Recently, an alternative excision repair pathway initiated by a direct acting nuclease which recognizes and cleaves DNA containing CPDs or 6-4 PPs immediately 5′ to the photoproduct site has been described [Bowman et al. (1994) Nucleic. Acids Res. 22:3026–3032; Freyer et al. (1995) Mol. Cell. Biol. 15:4572–4577; Doetsch, P. W. (1995) Trends Biochem. Sci. 20:384–386; Davey et al. (1997) Nucleic Acids Res. 25:1002–1008; Yajima et al. (1995) EMBO J. 14:2393–2399; Yonemasu et al. (1997) Nucleic Acids Res. 25:1553–1558; Takao et al. (1996) Nucleic Acids Res. 24:1267–1271]. The initiating enzyme has been termed UV damage endonuclease (UVDE, now termed Uve1p). Homologs of UVDE have been found in Schizosaccharomyces pombe, Neurospora crassa and Bacillus subtilis [Yajima et al. (1995) supra; Yonemasu et al. (1997) supra; Takao et al. (1996) supra]. The Uve1p homologs from these three species have been cloned, sequenced and confer increased UV resistance when introduced into UV-sensitive strains of E. coli, S. cerevisiae, and human cells [Yajima et al. (1995) supra; Takao et al. (1996) supra]. In S. pombe Uve1p is encoded by the uve1+gene. However, because of the apparently unstable nature of partially purified full-length and some truncated UVDE derivatives, UVDE enzymes have been relatively poorly characterized and are of limited use [Takao et al. (1996) supra].

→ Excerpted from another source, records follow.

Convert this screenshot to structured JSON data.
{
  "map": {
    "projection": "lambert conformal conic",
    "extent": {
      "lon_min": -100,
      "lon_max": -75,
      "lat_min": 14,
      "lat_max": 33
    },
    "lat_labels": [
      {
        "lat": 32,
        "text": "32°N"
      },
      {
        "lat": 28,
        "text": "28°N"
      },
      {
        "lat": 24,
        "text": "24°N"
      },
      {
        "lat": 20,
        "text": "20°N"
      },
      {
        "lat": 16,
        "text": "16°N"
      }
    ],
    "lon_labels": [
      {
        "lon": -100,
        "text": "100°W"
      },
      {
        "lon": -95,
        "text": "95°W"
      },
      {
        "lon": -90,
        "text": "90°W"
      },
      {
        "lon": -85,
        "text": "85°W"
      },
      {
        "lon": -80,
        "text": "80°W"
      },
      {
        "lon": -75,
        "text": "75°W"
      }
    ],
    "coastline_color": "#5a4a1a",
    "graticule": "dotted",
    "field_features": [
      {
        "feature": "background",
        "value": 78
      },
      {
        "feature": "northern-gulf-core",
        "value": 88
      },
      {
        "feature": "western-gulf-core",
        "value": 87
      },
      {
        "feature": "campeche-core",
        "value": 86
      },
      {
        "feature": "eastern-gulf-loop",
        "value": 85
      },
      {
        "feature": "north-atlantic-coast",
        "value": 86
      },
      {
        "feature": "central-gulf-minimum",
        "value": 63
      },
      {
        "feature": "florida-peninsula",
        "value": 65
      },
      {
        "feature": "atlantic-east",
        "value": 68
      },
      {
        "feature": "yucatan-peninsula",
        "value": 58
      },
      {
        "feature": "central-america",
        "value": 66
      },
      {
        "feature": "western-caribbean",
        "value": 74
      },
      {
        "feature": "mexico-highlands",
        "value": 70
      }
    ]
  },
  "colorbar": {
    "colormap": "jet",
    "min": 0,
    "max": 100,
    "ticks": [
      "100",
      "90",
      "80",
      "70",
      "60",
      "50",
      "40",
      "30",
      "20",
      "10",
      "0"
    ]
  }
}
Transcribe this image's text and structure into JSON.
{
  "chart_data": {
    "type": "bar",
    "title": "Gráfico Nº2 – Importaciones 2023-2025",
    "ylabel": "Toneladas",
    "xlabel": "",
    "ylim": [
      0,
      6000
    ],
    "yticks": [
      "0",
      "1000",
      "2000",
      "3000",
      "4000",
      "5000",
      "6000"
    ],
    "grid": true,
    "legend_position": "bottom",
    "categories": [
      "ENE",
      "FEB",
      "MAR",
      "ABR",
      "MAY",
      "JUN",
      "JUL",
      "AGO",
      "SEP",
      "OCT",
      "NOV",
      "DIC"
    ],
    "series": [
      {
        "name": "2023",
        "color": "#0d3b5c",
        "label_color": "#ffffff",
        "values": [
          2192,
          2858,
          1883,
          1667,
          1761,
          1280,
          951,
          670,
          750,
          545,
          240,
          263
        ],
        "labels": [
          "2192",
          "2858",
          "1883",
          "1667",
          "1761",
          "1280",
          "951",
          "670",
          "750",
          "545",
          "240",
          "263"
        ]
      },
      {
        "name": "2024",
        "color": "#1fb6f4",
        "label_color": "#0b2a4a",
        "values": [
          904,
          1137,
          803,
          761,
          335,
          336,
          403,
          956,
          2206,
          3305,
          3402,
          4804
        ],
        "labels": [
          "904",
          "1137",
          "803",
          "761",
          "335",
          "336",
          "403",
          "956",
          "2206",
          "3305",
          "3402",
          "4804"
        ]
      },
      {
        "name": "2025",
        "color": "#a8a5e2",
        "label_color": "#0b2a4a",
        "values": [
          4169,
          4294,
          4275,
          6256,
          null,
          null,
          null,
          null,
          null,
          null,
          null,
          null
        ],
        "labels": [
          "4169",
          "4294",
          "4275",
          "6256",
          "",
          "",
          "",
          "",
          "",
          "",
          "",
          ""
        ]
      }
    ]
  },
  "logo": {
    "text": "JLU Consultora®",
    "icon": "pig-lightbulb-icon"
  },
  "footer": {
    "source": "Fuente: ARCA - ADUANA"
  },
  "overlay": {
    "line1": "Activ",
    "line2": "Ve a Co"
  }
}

Because of the increasing and widespread incidence of skin cancers throughout the world and due to the reported inherent instability of various types of partially purified full-length and truncated UVDE derivatives, there is a long felt need for the isolation and purification of stable UVDE products, especially for use in skin care and medicinal formulations.